Daniel Staniszewski nie zwalnia tempa i dorzucił do niezwykle udanego sezonu kolejny triumf. Podczas trzydniowej imprezy torowej Trofeu Internacional Literio Marques rozgrywanej w Portugalii.
Rywalizacja na torze w Anadii rozpoczęła się od koronnej konkurencji Staniszewskiego, wyścigu indywidualnego na dochodzenie. Staniszewski zajął tam trzecie miejsce w kwalifikacje, ale przegrał swój bieg o trzecie miejsce, uzyskując czas o ponad 10 sekund gorszy od rekordu życiowego. Wynik ten nie był zaskoczeniem dla samego zawodnika.
- Tak naprawdę w ostatnich dniach odpoczywałem, bo w końcu trzeba było złapać trochę oddechu po ciężkim sezonie szosowym i torowym. Moja forma jest obecnie daleka od ideału, ale pomimo to chciałem zdobyć jak najwięcej punktów do rankingu dla Polski - dodał zawodnik VERVA Activejet Team.
Potwierdzeniem bojowego nastawienia były kolejne konkurencje z udziałem Staniszewskiego. W wieloboju kolarskim, czyli Omnium Staniszewski, wygrał kwalifikacje, a następnie kręcił w ścisłej czołówce i ostatecznie zmagania zakończył na piątym miejscu.
Świetnie wypadł natomiast w wyścigu na kresce, czyli scratchu. Tam pokonał jednego z najbardziej utatuowanych kolarzy na świecie Holendra Wima Stroetingę, który w przeszłości był dwukrotnie wicemistrzem świata właśnie w scratchu.
- Ten wyścig wyszedł mi perfekcyjnie i wygrałem go nie tylko nogami, ale przede wszystkim głową. Nadrobiłem ze Stroetingą jedno okrążenie i wiedziałem, że na finiszu nie będzie łatwo. Przechytrzyłem jednak doświadczonego rywala i zaatakowałem go w końcówce od wewnętrznej czego się nie spodziewał - dodał Staniszewski.
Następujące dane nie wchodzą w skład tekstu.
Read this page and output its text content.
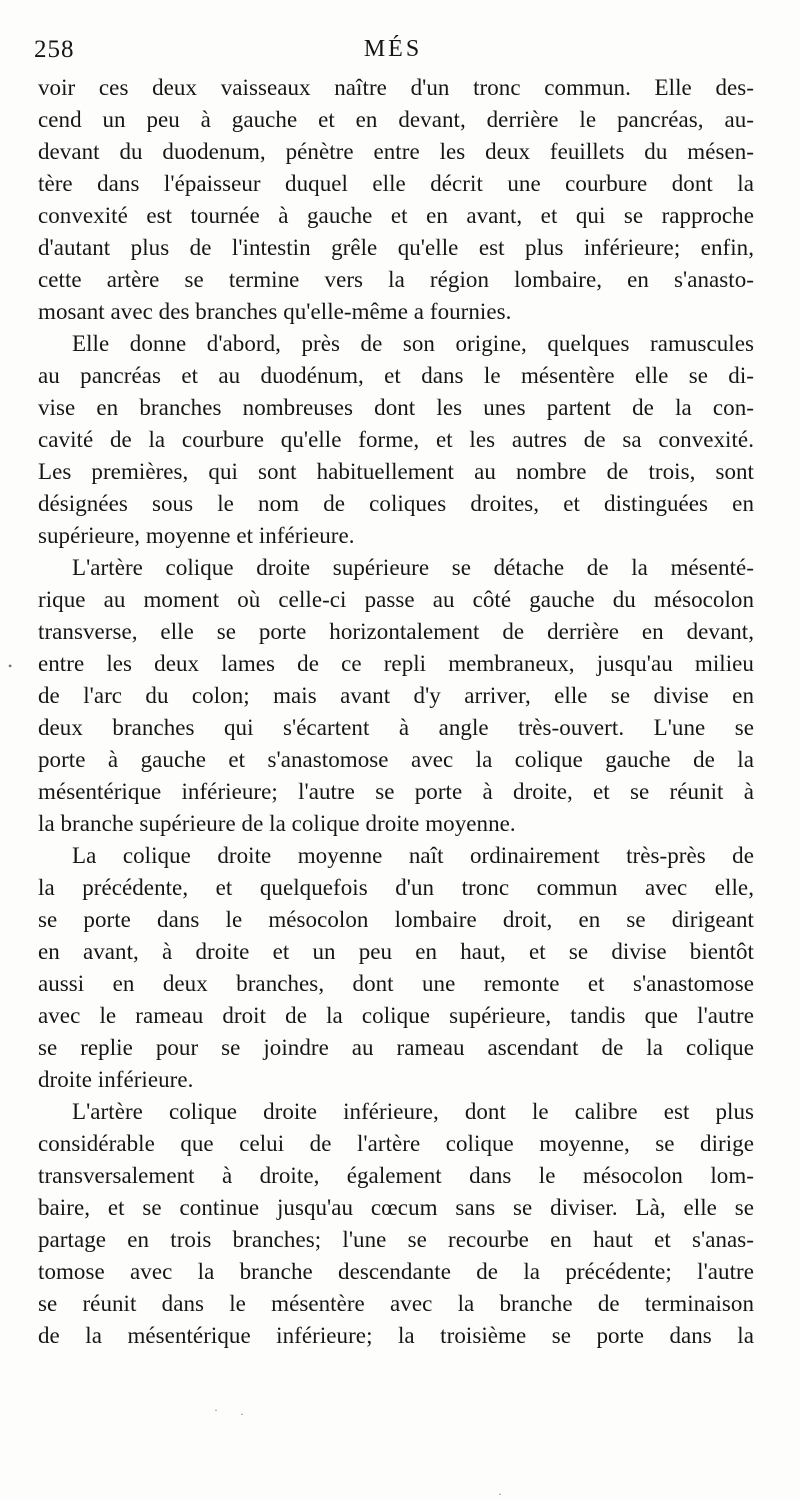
258	MÉS
voir ces deux vaisseaux naître d'un tronc commun. Elle des-
cend un peu à gauche et en devant, derrière le pancréas, au-
devant du duodenum, pénètre entre les deux feuillets du mésen-
tère dans l'épaisseur duquel elle décrit une courbure dont la
convexité est tournée à gauche et en avant, et qui se rapproche
d'autant plus de l'intestin grêle qu'elle est plus inférieure; enfin,
cette artère se termine vers la région lombaire, en s'anasto-
mosant avec des branches qu'elle-même a fournies.
Elle donne d'abord, près de son origine, quelques ramuscules
au pancréas et au duodénum, et dans le mésentère elle se di-
vise en branches nombreuses dont les unes partent de la con-
cavité de la courbure qu'elle forme, et les autres de sa convexité.
Les premières, qui sont habituellement au nombre de trois, sont
désignées sous le nom de coliques droites, et distinguées en
supérieure, moyenne et inférieure.
L'artère colique droite supérieure se détache de la mésenté-
rique au moment où celle-ci passe au côté gauche du mésocolon
transverse, elle se porte horizontalement de derrière en devant,
entre les deux lames de ce repli membraneux, jusqu'au milieu
de l'arc du colon; mais avant d'y arriver, elle se divise en
deux branches qui s'écartent à angle très-ouvert. L'une se
porte à gauche et s'anastomose avec la colique gauche de la
mésentérique inférieure; l'autre se porte à droite, et se réunit à
la branche supérieure de la colique droite moyenne.
La colique droite moyenne naît ordinairement très-près de
la précédente, et quelquefois d'un tronc commun avec elle,
se porte dans le mésocolon lombaire droit, en se dirigeant
en avant, à droite et un peu en haut, et se divise bientôt
aussi en deux branches, dont une remonte et s'anastomose
avec le rameau droit de la colique supérieure, tandis que l'autre
se replie pour se joindre au rameau ascendant de la colique
droite inférieure.
L'artère colique droite inférieure, dont le calibre est plus
considérable que celui de l'artère colique moyenne, se dirige
transversalement à droite, également dans le mésocolon lom-
baire, et se continue jusqu'au cœcum sans se diviser. Là, elle se
partage en trois branches; l'une se recourbe en haut et s'anas-
tomose avec la branche descendante de la précédente; l'autre
se réunit dans le mésentère avec la branche de terminaison
de la mésentérique inférieure; la troisième se porte dans la
•
· ·
·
Na zakończenie rywalizacji w Anadii Staniszewski wraz z Wojciechem Pszczolarskim wystartowali w Madisonie, gdzie zajęli trzecie miejsce i dorzucili cenne punkty do rankingu Międzynarodowej Unii Kolarskiej, czym przybliżyli się do startu w mistrzostwach świata w tej konkurencji.